Some key questions related to the credential include:
- Does the credential support open or structured file management system as your choice determines future system enhancements, flexibility and supplier interoperability.
- Does the credential have sufficient memory capacity to supports today’s physical access control system and tomorrow’s ePurse and biometric requirements?
- Does the credential limit the number of application segments to a pre-defined set or does it provide flexibility to efficiently add applications for future system enhancements.
- Are you locked in to your credential supplier or are you free to evaluate and select from competing vendors? What are your testing criteria for card durability and printability?
- Have you evaluated printers and personalization equipment with each vendor’s credential?
6. Application Selection
Smart cards support multi-applications — different applications often offered by different vendors. If you select a specific vendor’s smart card, can it be used by other departments for other applications? Have you asked your vendor this question? At the end of the day, who actually owns and controls the credential, you or your vendor?
Smart cards provide you the flexibility to add applications at any time to the existing card population. Depending on the underlying smart card technology, there is no set sequence in which applications are implemented. Here are just a few of the most popular smart card applications in use today:
- Physical Access control
- Logical access for computer and network login
- Time & attendance
- Biometrics for physical/ IT access and time & attendance
- Cafeteria & vending machine payments
- Parking control
- Printer/fax/copy machine management and payments
- Follow-me-print applications designed to keep documents stored in a print spool waiting to be released to the printer until the employee has authorized it. This reduces documents from being forgotten at the printed and read by other employees.
- Roll-Out Process
Here’s where the rubber meets the road. Depending on the size of your organization you might take the plunge and do it all at once or consider slowly migrating to the new smart cards department-by-department or building-by-building.

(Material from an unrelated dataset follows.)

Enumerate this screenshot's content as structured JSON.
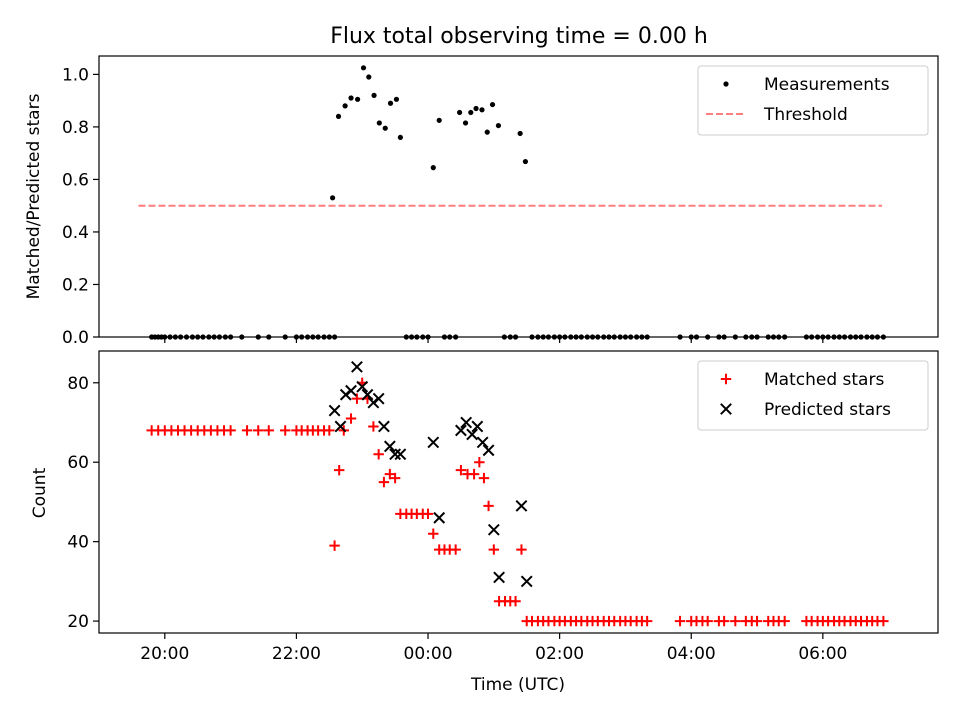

In any case, consider only implementing one application at a time starting with physical access or IT logical access and then add new applications once all the kinks are worked out.
On your side is your vendor. Let them help you address the rollout process based on their experience in similar situations. They want a smooth rollout as much as you do which is why they typically offer a full line of single technology and hybrid readers. Hybrid readers contain multiple reading technologies that allow you to continue using older technology such as 125K prox credentials for certain applications while you implement newer smart card based applications. In any case, keep the following in mind:
- Credential issuance process
- Will it be centralized or localized?
- Who has responsibility & authority to issue credentials?

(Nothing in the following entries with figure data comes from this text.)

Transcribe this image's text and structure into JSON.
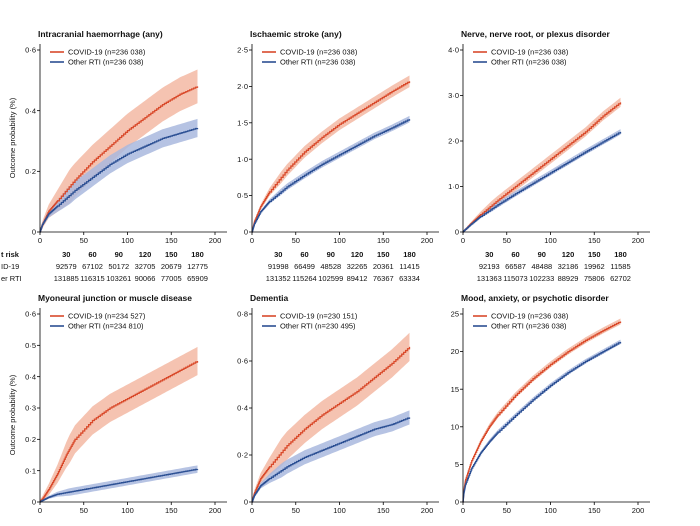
{
  "ylabel": "Outcome probability (%)",
  "risk": {
    "header": "t risk",
    "rowlabels": [
      "ID-19",
      "er RTI"
    ],
    "panels": [
      {
        "times": [
          "30",
          "60",
          "90",
          "120",
          "150",
          "180"
        ],
        "covid": [
          "92579",
          "67102",
          "50172",
          "32705",
          "20679",
          "12775"
        ],
        "other": [
          "131885",
          "116315",
          "103261",
          "90066",
          "77005",
          "65909"
        ]
      },
      {
        "times": [
          "30",
          "60",
          "90",
          "120",
          "150",
          "180"
        ],
        "covid": [
          "91998",
          "66499",
          "48528",
          "32265",
          "20361",
          "11415"
        ],
        "other": [
          "131352",
          "115264",
          "102599",
          "89412",
          "76367",
          "63334"
        ]
      },
      {
        "times": [
          "30",
          "60",
          "90",
          "120",
          "150",
          "180"
        ],
        "covid": [
          "92193",
          "66587",
          "48488",
          "32186",
          "19962",
          "11585"
        ],
        "other": [
          "131363",
          "115073",
          "102233",
          "88929",
          "75806",
          "62702"
        ]
      }
    ]
  },
  "colors": {
    "covid": "#d94a2b",
    "other": "#2b4f93",
    "covid_band": "#f3b9a3",
    "other_band": "#a9b9de",
    "axis": "#000000"
  },
  "chart_data": [
    {
      "type": "line",
      "title": "Intracranial haemorrhage (any)",
      "xlim": [
        0,
        200
      ],
      "ylim": [
        0,
        0.7
      ],
      "xticks": [
        "0",
        "50",
        "100",
        "150",
        "200"
      ],
      "yticks": [
        "0",
        "0·2",
        "0·4",
        "0·6"
      ],
      "series": [
        {
          "name": "COVID-19 (n=236 038)",
          "x": [
            0,
            3,
            10,
            20,
            40,
            60,
            80,
            100,
            120,
            140,
            160,
            180
          ],
          "values": [
            0,
            0.03,
            0.08,
            0.12,
            0.2,
            0.27,
            0.33,
            0.39,
            0.44,
            0.49,
            0.53,
            0.56
          ],
          "band": 0.065
        },
        {
          "name": "Other RTI (n=236 038)",
          "x": [
            0,
            3,
            10,
            20,
            40,
            60,
            80,
            100,
            120,
            140,
            160,
            180
          ],
          "values": [
            0,
            0.03,
            0.07,
            0.1,
            0.16,
            0.21,
            0.26,
            0.3,
            0.33,
            0.36,
            0.38,
            0.4
          ],
          "band": 0.035
        }
      ]
    },
    {
      "type": "line",
      "title": "Ischaemic stroke (any)",
      "xlim": [
        0,
        200
      ],
      "ylim": [
        0,
        2.5
      ],
      "xticks": [
        "0",
        "50",
        "100",
        "150",
        "200"
      ],
      "yticks": [
        "0",
        "0·5",
        "1·0",
        "1·5",
        "2·0",
        "2·5"
      ],
      "series": [
        {
          "name": "COVID-19 (n=236 038)",
          "x": [
            0,
            3,
            10,
            20,
            40,
            60,
            80,
            100,
            120,
            140,
            160,
            180
          ],
          "values": [
            0,
            0.15,
            0.35,
            0.55,
            0.85,
            1.1,
            1.3,
            1.48,
            1.63,
            1.78,
            1.93,
            2.07
          ],
          "band": 0.08
        },
        {
          "name": "Other RTI (n=236 038)",
          "x": [
            0,
            3,
            10,
            20,
            40,
            60,
            80,
            100,
            120,
            140,
            160,
            180
          ],
          "values": [
            0,
            0.12,
            0.28,
            0.42,
            0.62,
            0.78,
            0.93,
            1.06,
            1.19,
            1.32,
            1.43,
            1.55
          ],
          "band": 0.045
        }
      ]
    },
    {
      "type": "line",
      "title": "Nerve, nerve root, or plexus disorder",
      "xlim": [
        0,
        200
      ],
      "ylim": [
        0,
        4.0
      ],
      "xticks": [
        "0",
        "50",
        "100",
        "150",
        "200"
      ],
      "yticks": [
        "0",
        "1·0",
        "2·0",
        "3·0",
        "4·0"
      ],
      "series": [
        {
          "name": "COVID-19 (n=236 038)",
          "x": [
            0,
            3,
            10,
            20,
            40,
            60,
            80,
            100,
            120,
            140,
            160,
            180
          ],
          "values": [
            0,
            0.06,
            0.2,
            0.38,
            0.7,
            1.0,
            1.3,
            1.6,
            1.9,
            2.2,
            2.55,
            2.85
          ],
          "band": 0.1
        },
        {
          "name": "Other RTI (n=236 038)",
          "x": [
            0,
            3,
            10,
            20,
            40,
            60,
            80,
            100,
            120,
            140,
            160,
            180
          ],
          "values": [
            0,
            0.06,
            0.18,
            0.34,
            0.6,
            0.84,
            1.07,
            1.3,
            1.53,
            1.76,
            1.98,
            2.2
          ],
          "band": 0.06
        }
      ]
    },
    {
      "type": "line",
      "title": "Myoneural junction or muscle disease",
      "xlim": [
        0,
        200
      ],
      "ylim": [
        0,
        0.6
      ],
      "xticks": [
        "0",
        "50",
        "100",
        "150",
        "200"
      ],
      "yticks": [
        "0",
        "0·1",
        "0·2",
        "0·3",
        "0·4",
        "0·5",
        "0·6"
      ],
      "series": [
        {
          "name": "COVID-19 (n=234 527)",
          "x": [
            0,
            3,
            10,
            20,
            30,
            40,
            60,
            80,
            100,
            120,
            140,
            160,
            180
          ],
          "values": [
            0,
            0.01,
            0.04,
            0.09,
            0.15,
            0.2,
            0.26,
            0.3,
            0.33,
            0.36,
            0.39,
            0.42,
            0.45
          ],
          "band": 0.045
        },
        {
          "name": "Other RTI (n=234 810)",
          "x": [
            0,
            3,
            10,
            20,
            40,
            60,
            80,
            100,
            120,
            140,
            160,
            180
          ],
          "values": [
            0,
            0.005,
            0.015,
            0.025,
            0.035,
            0.045,
            0.055,
            0.065,
            0.075,
            0.085,
            0.095,
            0.105
          ],
          "band": 0.012
        }
      ]
    },
    {
      "type": "line",
      "title": "Dementia",
      "xlim": [
        0,
        200
      ],
      "ylim": [
        0,
        0.8
      ],
      "xticks": [
        "0",
        "50",
        "100",
        "150",
        "200"
      ],
      "yticks": [
        "0",
        "0·2",
        "0·4",
        "0·6",
        "0·8"
      ],
      "series": [
        {
          "name": "COVID-19 (n=230 151)",
          "x": [
            0,
            3,
            10,
            20,
            40,
            60,
            80,
            100,
            120,
            140,
            160,
            180
          ],
          "values": [
            0,
            0.04,
            0.1,
            0.15,
            0.24,
            0.31,
            0.37,
            0.42,
            0.47,
            0.53,
            0.59,
            0.66
          ],
          "band": 0.06
        },
        {
          "name": "Other RTI (n=230 495)",
          "x": [
            0,
            3,
            10,
            20,
            40,
            60,
            80,
            100,
            120,
            140,
            160,
            180
          ],
          "values": [
            0,
            0.03,
            0.07,
            0.1,
            0.15,
            0.19,
            0.22,
            0.25,
            0.28,
            0.31,
            0.33,
            0.36
          ],
          "band": 0.03
        }
      ]
    },
    {
      "type": "line",
      "title": "Mood, anxiety, or psychotic disorder",
      "xlim": [
        0,
        200
      ],
      "ylim": [
        0,
        25
      ],
      "xticks": [
        "0",
        "50",
        "100",
        "150",
        "200"
      ],
      "yticks": [
        "0",
        "5",
        "10",
        "15",
        "20",
        "25"
      ],
      "series": [
        {
          "name": "COVID-19 (n=236 038)",
          "x": [
            0,
            1,
            3,
            10,
            20,
            30,
            40,
            60,
            80,
            100,
            120,
            140,
            160,
            180
          ],
          "values": [
            0,
            1.5,
            3.0,
            5.5,
            8.0,
            10.0,
            11.6,
            14.2,
            16.4,
            18.3,
            20.0,
            21.5,
            22.8,
            24.0
          ],
          "band": 0.4
        },
        {
          "name": "Other RTI (n=236 038)",
          "x": [
            0,
            1,
            3,
            10,
            20,
            30,
            40,
            60,
            80,
            100,
            120,
            140,
            160,
            180
          ],
          "values": [
            0,
            1.2,
            2.4,
            4.5,
            6.5,
            8.0,
            9.3,
            11.5,
            13.6,
            15.5,
            17.2,
            18.7,
            20.0,
            21.3
          ],
          "band": 0.3
        }
      ]
    }
  ]
}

- How are temporary IDs issued to guest, vendors and consultants?
- How to you address misplaced, lost or stolen credentials
- How do you address the daily question “I left my ID at home”?

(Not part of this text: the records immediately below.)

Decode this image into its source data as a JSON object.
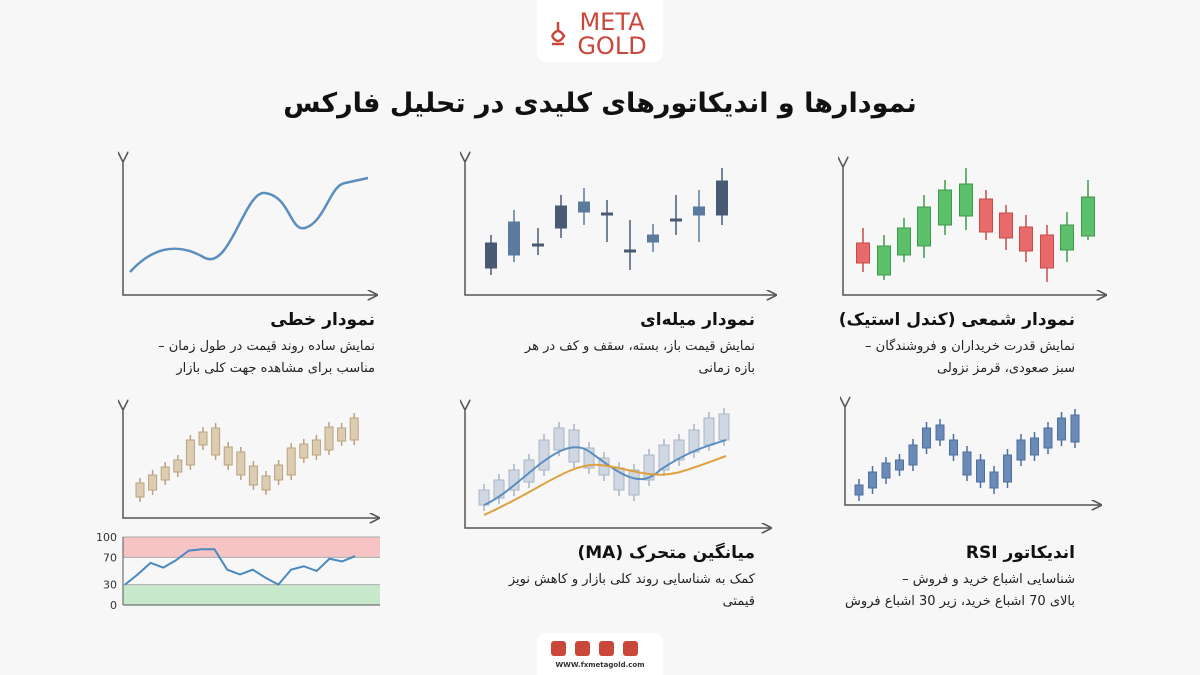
{
  "logo": {
    "line1": "META",
    "line2": "GOLD"
  },
  "title": "نمودارها و اندیکاتورهای کلیدی در تحلیل فارکس",
  "panels": [
    {
      "heading": "نمودار شمعی (کندل استیک)",
      "description": [
        "نمایش قدرت خریداران و فروشندگان –",
        "سبز صعودی، قرمز نزولی"
      ]
    },
    {
      "heading": "نمودار میله‌ای",
      "description": [
        "نمایش قیمت باز، بسته، سقف و کف در هر",
        "بازه زمانی"
      ]
    },
    {
      "heading": "نمودار خطی",
      "description": [
        "نمایش ساده روند قیمت در طول زمان –",
        "مناسب برای مشاهده جهت کلی بازار"
      ]
    },
    {
      "heading": "اندیکاتور RSI",
      "description": [
        "شناسایی اشباع خرید و فروش –",
        "بالای 70 اشباع خرید، زیر 30 اشباع فروش"
      ]
    },
    {
      "heading": "میانگین متحرک (MA)",
      "description": [
        "کمک به شناسایی روند کلی بازار و کاهش نویز",
        "قیمتی"
      ]
    }
  ],
  "rsi_chart": {
    "type": "line",
    "ylim": [
      0,
      100
    ],
    "yticks": [
      100,
      70,
      30,
      0
    ],
    "values": [
      30,
      45,
      62,
      55,
      66,
      80,
      82,
      82,
      52,
      45,
      52,
      40,
      30,
      52,
      57,
      50,
      68,
      64,
      72
    ]
  },
  "footer": {
    "website": "WWW.fxmetagold.com"
  }
}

- Employee training on use of credential
- Who, when, & how is this done?
- Revocation process
- Do your systems utilize a single database or multiple independent databases? Remember, multiple databases mean multiple steps to remove a credential from all systems.
Finally, remember that a successful smart card program takes time and attention to detail. The resulting program can be a showcase for your organization, but don’t rush things. The headache you might choose to avoid today can turn into an expensive migraine further down the road.